How's air force consists of a half-dozen four-rotor helicopters, each about the size of a chicken and costing around $700. Their actual moment-to-moment flying is controlled by a network of computers.


So far, researchers have been able to complete tasks like landing a mini-chopper on a motorized toy truck, a good simulation of landing a drone on a Humvee in the desert or a battleship at sea.


Their next milestone is to keep a fleet flying for seven straight days, which requires helicopters flying back to a landing pad to recharge their batteries. Several graduate students in electrical engineering and aeronautics, including Brett Bethke, Daniel Dale, and Mario Valenti, handle much of the nuts-and-bolts work of keeping the fleet flying.


To create the equivalent of an indoor satellite positioning system, How's lab uses the same motion-monitoring systems from Vicon , a British technology company, that Hollywood studios have used for animated films. For a cartoon movie, the systems track an actual moving human to generate realistic-looking animated character movement. At MIT, they perform toy-helicopter air traffic control by tracking their position to within one-tenth of a millimeter in any direction.

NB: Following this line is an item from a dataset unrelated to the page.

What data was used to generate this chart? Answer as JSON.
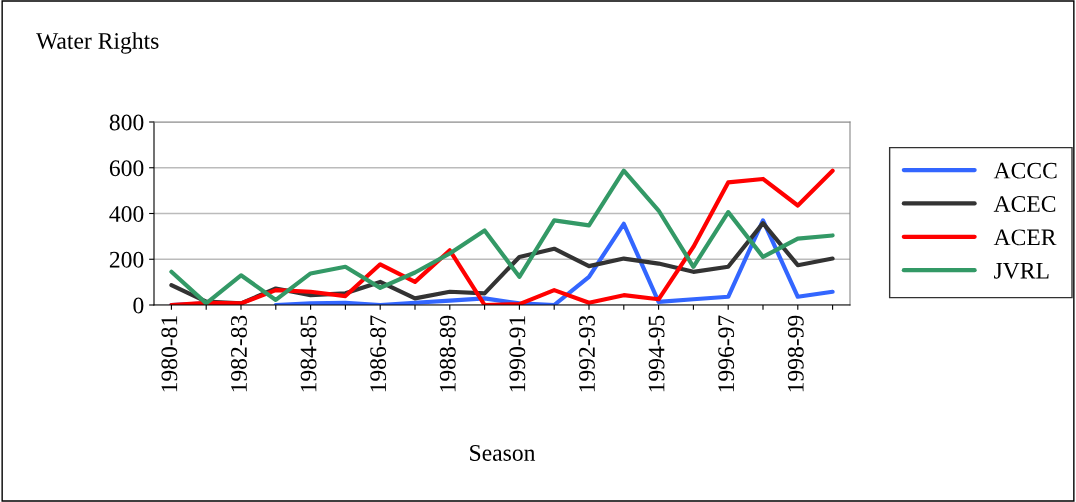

The work directly addresses some of the major obstacles to wider use of unmanned aerial vehicles, said John Vian , a technical fellow with Boeing Phantom Works. "Enabling complex and coupled systems to operate reliably is really the biggest challenge we're facing," he said. "We need smart systems, and Jon How and the folks at MIT have the capability to make them work."


Boeing currently has "a stretch goal," Vian said, of coming up with a system that can enable one operator to control 100 vehicles. That will mean solving all kinds of nitty-gritty problems involving computer software, mathematics, motion monitoring, and communications, Vian said.


But for How and his fellow researchers, Vian added, it won't be entirely boring.


"You can see from what's going on in the lab," Vian said, "that it's just a blast."